2019 novel by Alexis Hall

The Affair of the Mysterious Letter is a 2019 fantasy-detective novel by Alexis Hall. It was first published by Ace Books.

==Synopsis==
When injured physician Captain John Wyndham moves into the spare room at 221B Martyrs Walk in the multidimensional city of Khelathra-Ven, he soon finds himself recruited by his new roommate, consulting sorceress Shaharazad Haas, in a quest to discover who is blackmailing Haas's ex-lover Eirene Viola.

==Reception==
Publishers Weekly called it "zany queer and fantastical" and a "fun riff on canonical works of fantasy and detection" that "froths with magic and humor". The Chicago Review of Books lauded it as "an exciting romp through a truly imaginative universe (or, more accurately, multi-verse)", comparing Haas' cosmically aware nihilism to Rick Sanchez, and praising Hall's "wit and empathy", but also found that he too strongly emulated the prose of Arthur Conan Doyle in a way which was "enjoyable at first" but eventually "burdensome to the narrative."
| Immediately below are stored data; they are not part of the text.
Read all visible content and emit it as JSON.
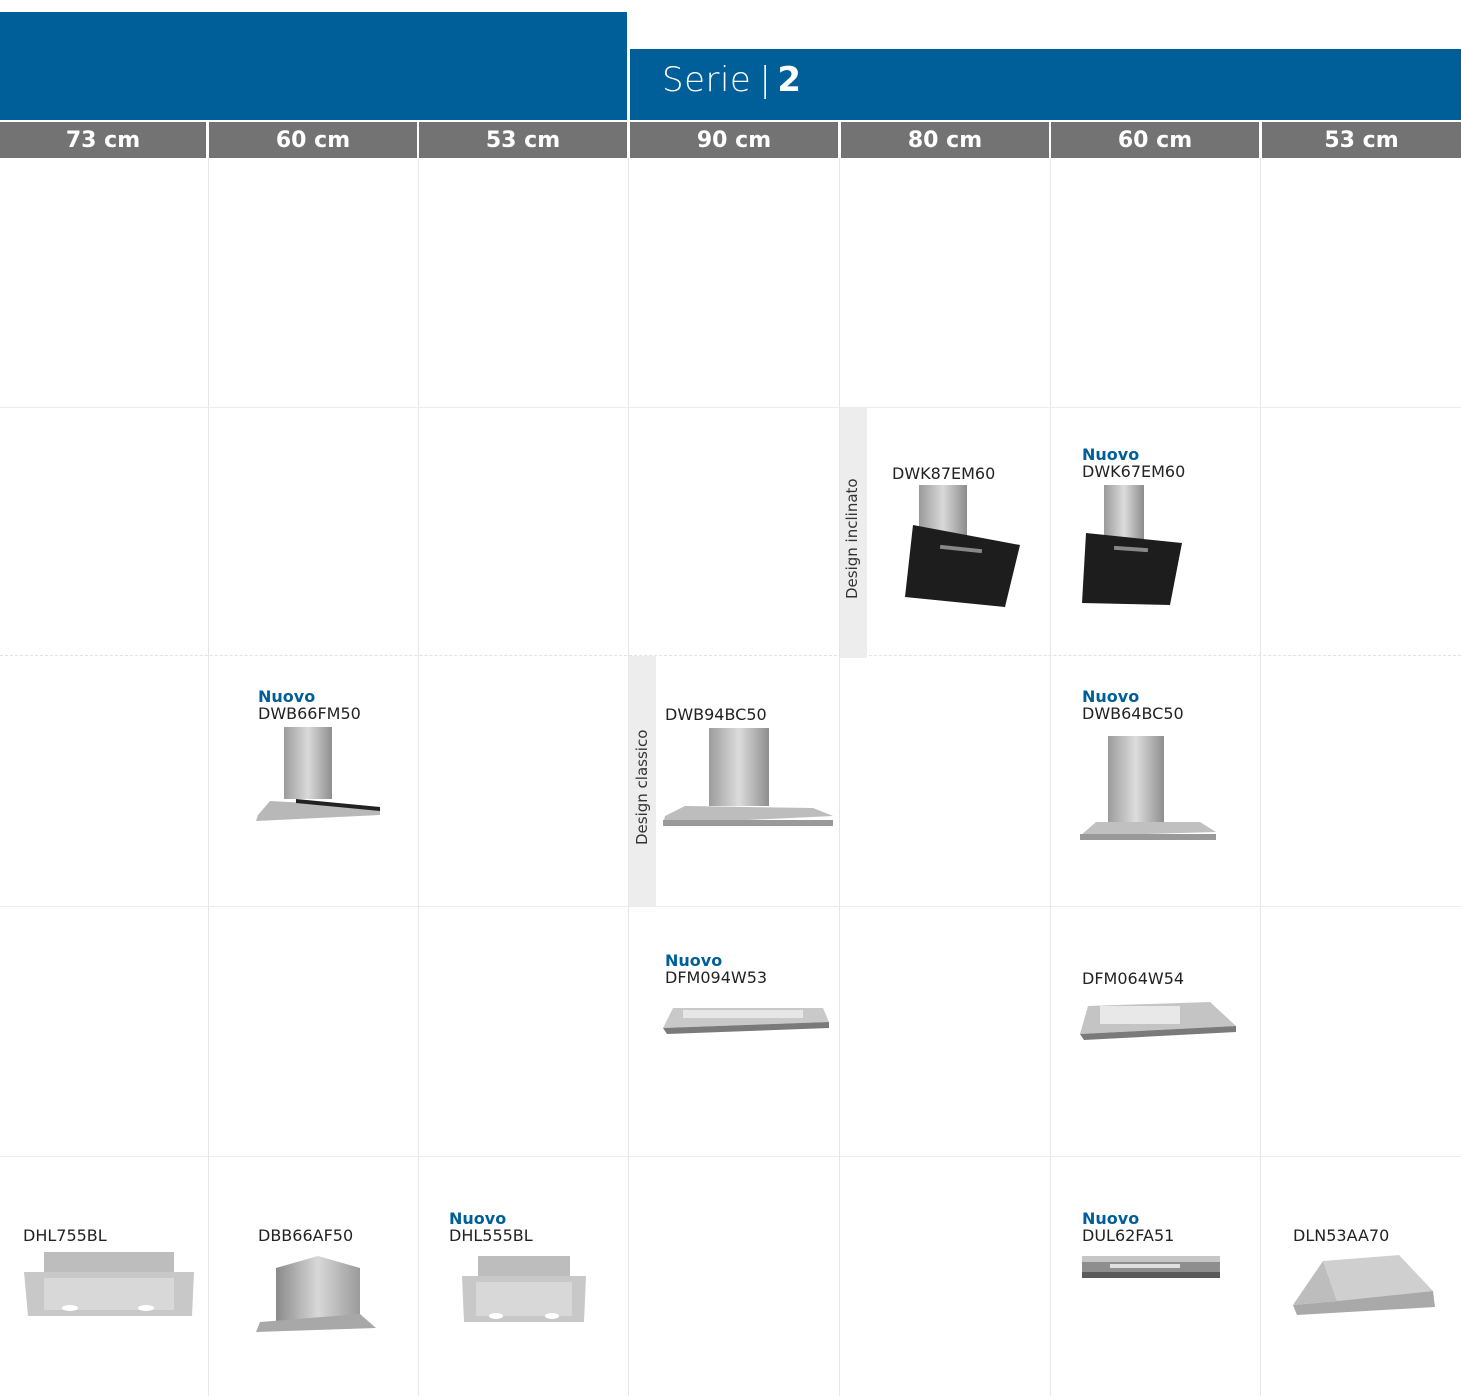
{
  "serie": {
    "label": "Serie",
    "separator": "|",
    "number": "2"
  },
  "colors": {
    "brand": "#005f99",
    "header": "#737373"
  },
  "columns": [
    "73 cm",
    "60 cm",
    "53 cm",
    "90 cm",
    "80 cm",
    "60 cm",
    "53 cm"
  ],
  "design_labels": {
    "inclinato": "Design inclinato",
    "classico": "Design classico"
  },
  "new_label": "Nuovo",
  "products": {
    "dwk87em60": {
      "model": "DWK87EM60"
    },
    "dwk67em60": {
      "model": "DWK67EM60",
      "new": "Nuovo"
    },
    "dwb66fm50": {
      "model": "DWB66FM50",
      "new": "Nuovo"
    },
    "dwb94bc50": {
      "model": "DWB94BC50"
    },
    "dwb64bc50": {
      "model": "DWB64BC50",
      "new": "Nuovo"
    },
    "dfm094w53": {
      "model": "DFM094W53",
      "new": "Nuovo"
    },
    "dfm064w54": {
      "model": "DFM064W54"
    },
    "dhl755bl": {
      "model": "DHL755BL"
    },
    "dbb66af50": {
      "model": "DBB66AF50"
    },
    "dhl555bl": {
      "model": "DHL555BL",
      "new": "Nuovo"
    },
    "dul62fa51": {
      "model": "DUL62FA51",
      "new": "Nuovo"
    },
    "dln53aa70": {
      "model": "DLN53AA70"
    }
  }
}
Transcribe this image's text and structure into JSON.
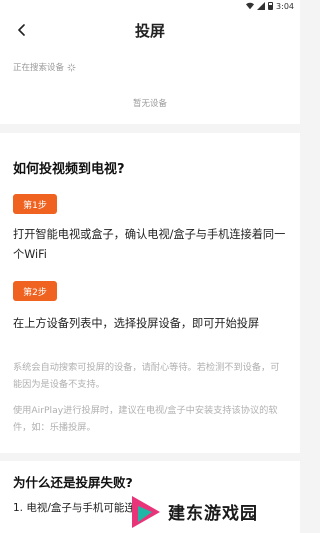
{
  "status_bar": {
    "time": "3:04"
  },
  "header": {
    "title": "投屏"
  },
  "device_panel": {
    "searching_text": "正在搜索设备",
    "empty_text": "暂无设备"
  },
  "help": {
    "heading": "如何投视频到电视?",
    "step1_badge": "第1步",
    "step1_text": "打开智能电视或盒子，确认电视/盒子与手机连接着同一个WiFi",
    "step2_badge": "第2步",
    "step2_text": "在上方设备列表中，选择投屏设备，即可开始投屏",
    "note1": "系统会自动搜索可投屏的设备，请耐心等待。若检测不到设备，可能因为是设备不支持。",
    "note2": "使用AirPlay进行投屏时，建议在电视/盒子中安装支持该协议的软件，如：乐播投屏。",
    "heading2": "为什么还是投屏失败?",
    "fail_item1": "1. 电视/盒子与手机可能连接"
  },
  "watermark": {
    "text": "建东游戏园"
  },
  "colors": {
    "accent": "#f0621f"
  }
}
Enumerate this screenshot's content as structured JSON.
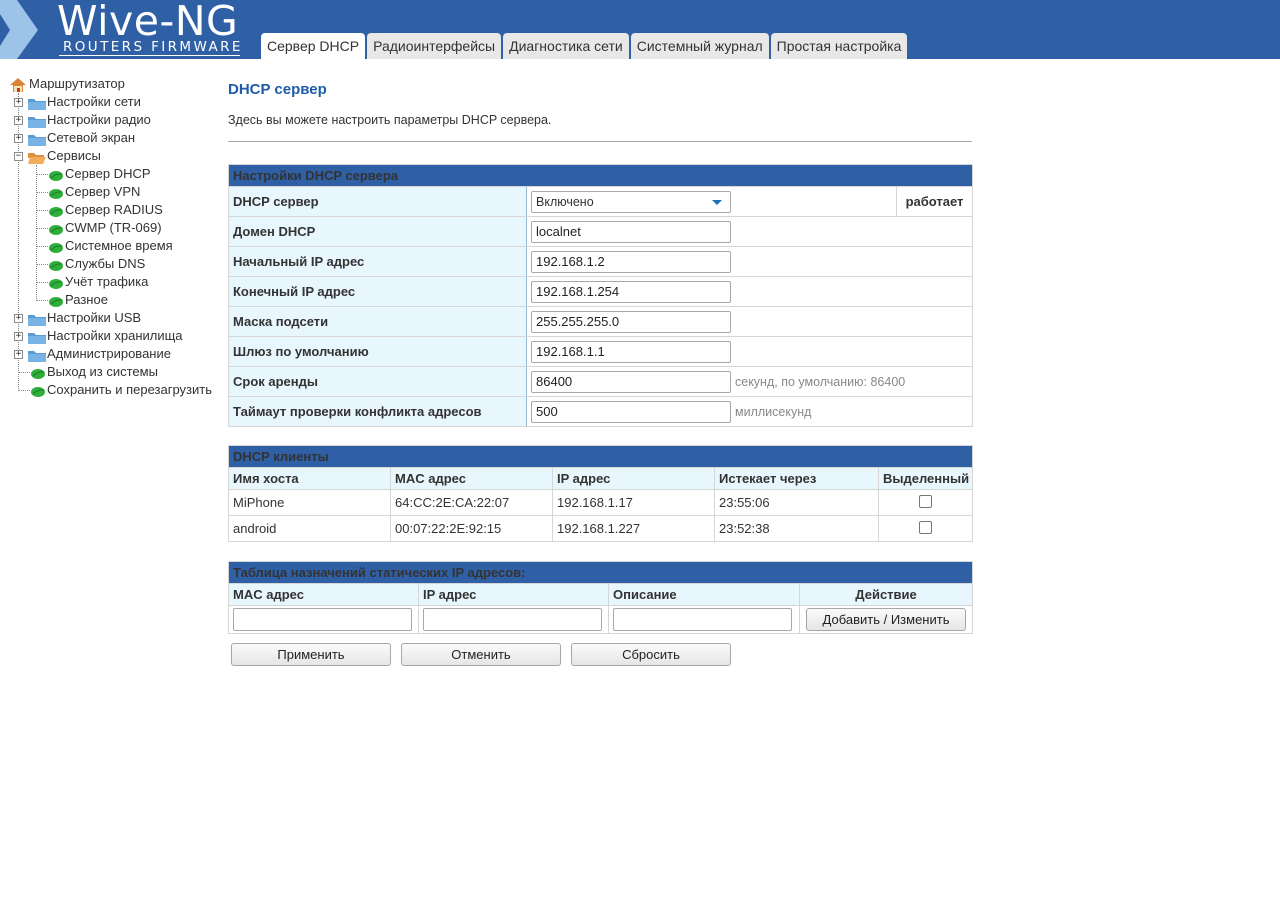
{
  "brand": {
    "title": "Wive-NG",
    "subtitle": "ROUTERS FIRMWARE"
  },
  "colors": {
    "header": "#2f5fa5",
    "accent": "#1d5ba8",
    "status_ok": "#4a9a2a",
    "label_bg": "#e8f6fd"
  },
  "tabs": [
    {
      "label": "Сервер DHCP",
      "active": true
    },
    {
      "label": "Радиоинтерфейсы",
      "active": false
    },
    {
      "label": "Диагностика сети",
      "active": false
    },
    {
      "label": "Системный журнал",
      "active": false
    },
    {
      "label": "Простая настройка",
      "active": false
    }
  ],
  "tree": {
    "root": {
      "label": "Маршрутизатор",
      "icon": "house-icon"
    },
    "items": [
      {
        "label": "Настройки сети",
        "icon": "folder-icon",
        "expanded": false
      },
      {
        "label": "Настройки радио",
        "icon": "folder-icon",
        "expanded": false
      },
      {
        "label": "Сетевой экран",
        "icon": "folder-icon",
        "expanded": false
      },
      {
        "label": "Сервисы",
        "icon": "folder-open-icon",
        "expanded": true,
        "children": [
          {
            "label": "Сервер DHCP"
          },
          {
            "label": "Сервер VPN"
          },
          {
            "label": "Сервер RADIUS"
          },
          {
            "label": "CWMP (TR-069)"
          },
          {
            "label": "Системное время"
          },
          {
            "label": "Службы DNS"
          },
          {
            "label": "Учёт трафика"
          },
          {
            "label": "Разное"
          }
        ]
      },
      {
        "label": "Настройки USB",
        "icon": "folder-icon",
        "expanded": false
      },
      {
        "label": "Настройки хранилища",
        "icon": "folder-icon",
        "expanded": false
      },
      {
        "label": "Администрирование",
        "icon": "folder-icon",
        "expanded": false
      },
      {
        "label": "Выход из системы",
        "icon": "leaf-icon"
      },
      {
        "label": "Сохранить и перезагрузить",
        "icon": "leaf-icon"
      }
    ]
  },
  "page": {
    "title": "DHCP сервер",
    "description": "Здесь вы можете настроить параметры DHCP сервера."
  },
  "settings": {
    "title": "Настройки DHCP сервера",
    "dhcp_server": {
      "label": "DHCP сервер",
      "value": "Включено",
      "status": "работает"
    },
    "domain": {
      "label": "Домен DHCP",
      "value": "localnet"
    },
    "start_ip": {
      "label": "Начальный IP адрес",
      "value": "192.168.1.2"
    },
    "end_ip": {
      "label": "Конечный IP адрес",
      "value": "192.168.1.254"
    },
    "netmask": {
      "label": "Маска подсети",
      "value": "255.255.255.0"
    },
    "gateway": {
      "label": "Шлюз по умолчанию",
      "value": "192.168.1.1"
    },
    "lease": {
      "label": "Срок аренды",
      "value": "86400",
      "hint": "секунд, по умолчанию: 86400"
    },
    "conflict_timeout": {
      "label": "Таймаут проверки конфликта адресов",
      "value": "500",
      "hint": "миллисекунд"
    }
  },
  "clients": {
    "title": "DHCP клиенты",
    "columns": [
      "Имя хоста",
      "MAC адрес",
      "IP адрес",
      "Истекает через",
      "Выделенный"
    ],
    "rows": [
      {
        "host": "MiPhone",
        "mac": "64:CC:2E:CA:22:07",
        "ip": "192.168.1.17",
        "expires": "23:55:06",
        "reserved": false
      },
      {
        "host": "android",
        "mac": "00:07:22:2E:92:15",
        "ip": "192.168.1.227",
        "expires": "23:52:38",
        "reserved": false
      }
    ]
  },
  "static": {
    "title": "Таблица назначений статических IP адресов:",
    "columns": [
      "MAC адрес",
      "IP адрес",
      "Описание",
      "Действие"
    ],
    "add_label": "Добавить / Изменить"
  },
  "actions": {
    "apply": "Применить",
    "cancel": "Отменить",
    "reset": "Сбросить"
  }
}
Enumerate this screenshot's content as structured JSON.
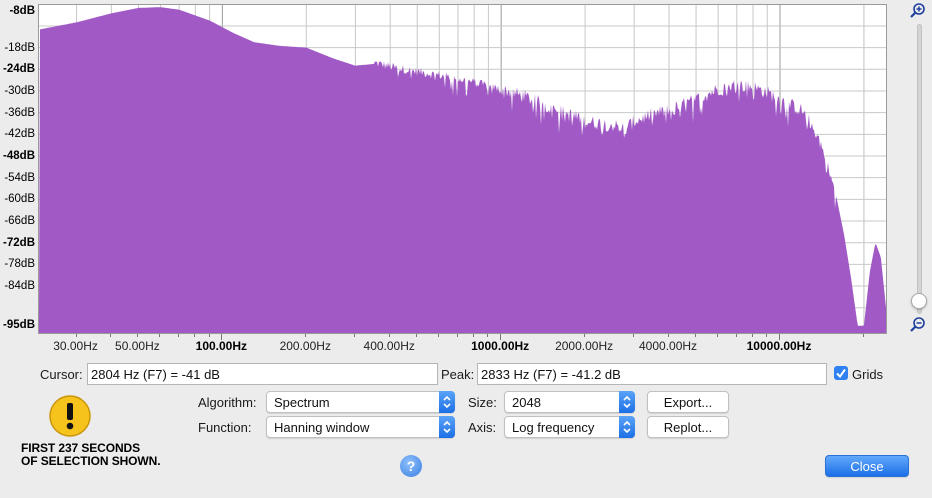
{
  "spectrum": {
    "y_labels": [
      "-8dB",
      "-18dB",
      "-24dB",
      "-30dB",
      "-36dB",
      "-42dB",
      "-48dB",
      "-54dB",
      "-60dB",
      "-66dB",
      "-72dB",
      "-78dB",
      "-84dB",
      "-95dB"
    ],
    "x_labels": [
      "30.00Hz",
      "50.00Hz",
      "100.00Hz",
      "200.00Hz",
      "400.00Hz",
      "1000.00Hz",
      "2000.00Hz",
      "4000.00Hz",
      "10000.00Hz"
    ],
    "fill_color": "#a15ac5",
    "grid_color": "#c8c8c8",
    "grid_visible": true,
    "scale": "log frequency",
    "envelope": [
      {
        "hz": 22,
        "db": -13
      },
      {
        "hz": 30,
        "db": -11
      },
      {
        "hz": 40,
        "db": -8.5
      },
      {
        "hz": 50,
        "db": -7
      },
      {
        "hz": 60,
        "db": -6.8
      },
      {
        "hz": 70,
        "db": -7.5
      },
      {
        "hz": 90,
        "db": -10.5
      },
      {
        "hz": 110,
        "db": -14
      },
      {
        "hz": 130,
        "db": -16.5
      },
      {
        "hz": 160,
        "db": -17.5
      },
      {
        "hz": 200,
        "db": -18
      },
      {
        "hz": 250,
        "db": -21
      },
      {
        "hz": 300,
        "db": -23
      },
      {
        "hz": 350,
        "db": -22.5
      },
      {
        "hz": 420,
        "db": -24
      },
      {
        "hz": 500,
        "db": -25
      },
      {
        "hz": 600,
        "db": -26
      },
      {
        "hz": 700,
        "db": -27
      },
      {
        "hz": 800,
        "db": -28
      },
      {
        "hz": 1000,
        "db": -30
      },
      {
        "hz": 1200,
        "db": -32
      },
      {
        "hz": 1500,
        "db": -35
      },
      {
        "hz": 2000,
        "db": -39
      },
      {
        "hz": 2500,
        "db": -40
      },
      {
        "hz": 2800,
        "db": -41
      },
      {
        "hz": 3000,
        "db": -39
      },
      {
        "hz": 3500,
        "db": -37
      },
      {
        "hz": 4000,
        "db": -36
      },
      {
        "hz": 5000,
        "db": -33
      },
      {
        "hz": 6000,
        "db": -30
      },
      {
        "hz": 7000,
        "db": -29
      },
      {
        "hz": 8000,
        "db": -29.5
      },
      {
        "hz": 9000,
        "db": -31
      },
      {
        "hz": 10000,
        "db": -33
      },
      {
        "hz": 12000,
        "db": -36
      },
      {
        "hz": 13000,
        "db": -40
      },
      {
        "hz": 14000,
        "db": -45
      },
      {
        "hz": 15000,
        "db": -53
      },
      {
        "hz": 16000,
        "db": -60
      },
      {
        "hz": 17000,
        "db": -70
      },
      {
        "hz": 18000,
        "db": -82
      },
      {
        "hz": 19000,
        "db": -95
      },
      {
        "hz": 20000,
        "db": -95
      },
      {
        "hz": 21000,
        "db": -80
      },
      {
        "hz": 22000,
        "db": -72
      },
      {
        "hz": 23000,
        "db": -76
      },
      {
        "hz": 24000,
        "db": -90
      }
    ]
  },
  "controls": {
    "cursor_label": "Cursor:",
    "cursor_value": "2804 Hz (F7) = -41 dB",
    "peak_label": "Peak:",
    "peak_value": "2833 Hz (F7) = -41.2 dB",
    "grids_label": "Grids",
    "grids_checked": true,
    "algorithm_label": "Algorithm:",
    "algorithm_value": "Spectrum",
    "function_label": "Function:",
    "function_value": "Hanning window",
    "size_label": "Size:",
    "size_value": "2048",
    "axis_label": "Axis:",
    "axis_value": "Log frequency",
    "export_label": "Export...",
    "replot_label": "Replot...",
    "close_label": "Close",
    "accent_color": "#2f80f0"
  },
  "warning": {
    "line1": "FIRST 237 SECONDS",
    "line2": "OF SELECTION SHOWN."
  },
  "icons": {
    "zoom_in": "zoom-in-icon",
    "zoom_out": "zoom-out-icon",
    "warning": "warning-icon",
    "help": "help-icon"
  }
}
James Nicoll considered it to be "hilarious", and noted its "ample LGBTQ+ representation", with "over-the-top unconventional" characters who are "queer as fuck".

Locus described it as "weird and witty", with Khelathra-Ven serving as a "fascinatingly warped" setting in which "the quirky characters hold the plot together," but nonetheless faulted it as "more a string of adventures than a cohesive mystery".